A procura por injeções semanais para emagrecer continua a aumentar e, com ela, surge nova evidência a levantar questões incómodas sobre o que acontece quando as injeções são interrompidas - não só no peso, mas também na saúde do coração e na promessa de mudança duradoura.
O que a nova revisão realmente concluiu
O alerta mais recente vem de uma revisão abrangente de 37 estudos clínicos, que reuniu mais de 9,300 pessoas medicadas com agonistas do GLP-1 injetáveis, como o semaglutido. Estes fármacos foram criados inicialmente para a diabetes tipo 2 e são hoje usados de forma alargada no tratamento da obesidade.
Durante cerca de nove meses de terapêutica, os participantes perderam em média 8.3 kg. Enquanto as pessoas mantinham as injeções, o efeito na perda de peso era claro.
"Assim que as injeções paravam, as pessoas voltavam a ganhar, em termos típicos, cerca de 0.4 kg por mês e regressavam ao peso inicial em menos de dois anos."

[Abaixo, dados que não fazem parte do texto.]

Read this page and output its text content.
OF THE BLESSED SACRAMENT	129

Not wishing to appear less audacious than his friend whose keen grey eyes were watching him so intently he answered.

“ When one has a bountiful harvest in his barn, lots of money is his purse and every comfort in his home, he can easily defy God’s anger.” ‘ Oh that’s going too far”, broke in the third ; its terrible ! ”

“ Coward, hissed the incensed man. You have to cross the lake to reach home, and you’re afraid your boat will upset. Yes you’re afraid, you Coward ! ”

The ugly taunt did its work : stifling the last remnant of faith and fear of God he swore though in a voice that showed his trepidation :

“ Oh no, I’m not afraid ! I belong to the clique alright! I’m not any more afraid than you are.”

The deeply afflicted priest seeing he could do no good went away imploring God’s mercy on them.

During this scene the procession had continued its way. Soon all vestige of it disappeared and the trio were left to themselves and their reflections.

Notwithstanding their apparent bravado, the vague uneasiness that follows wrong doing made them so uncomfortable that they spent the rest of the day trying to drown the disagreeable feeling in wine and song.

A velocidade deste reganho chama a atenção. Segundo a equipa de investigadores sediada em Oxford, autora da revisão publicada no BMJ, o efeito “ioiô” após interromper injeções de GLP-1 foi quase quatro vezes mais rápido do que o observado em pessoas que emagrecem através de programas estruturados de alimentação e exercício.
O relógio começa a contar depois da última injeção
Em média, no primeiro ano sem tratamento, os participantes recuperaram 4.8 kg. E, por volta de 1.7 anos após a última dose, o peso corporal voltava gradualmente aos valores anteriores ao início das injeções.
Este comportamento repetiu-se independentemente da quantidade de peso perdida durante a toma do fármaco. O elemento decisivo foi a interrupção da medicação - não o tamanho do sucesso inicial.
"As injeções parecem funcionar mais como um interruptor que se liga e desliga do que como uma reposição permanente da regulação do peso corporal."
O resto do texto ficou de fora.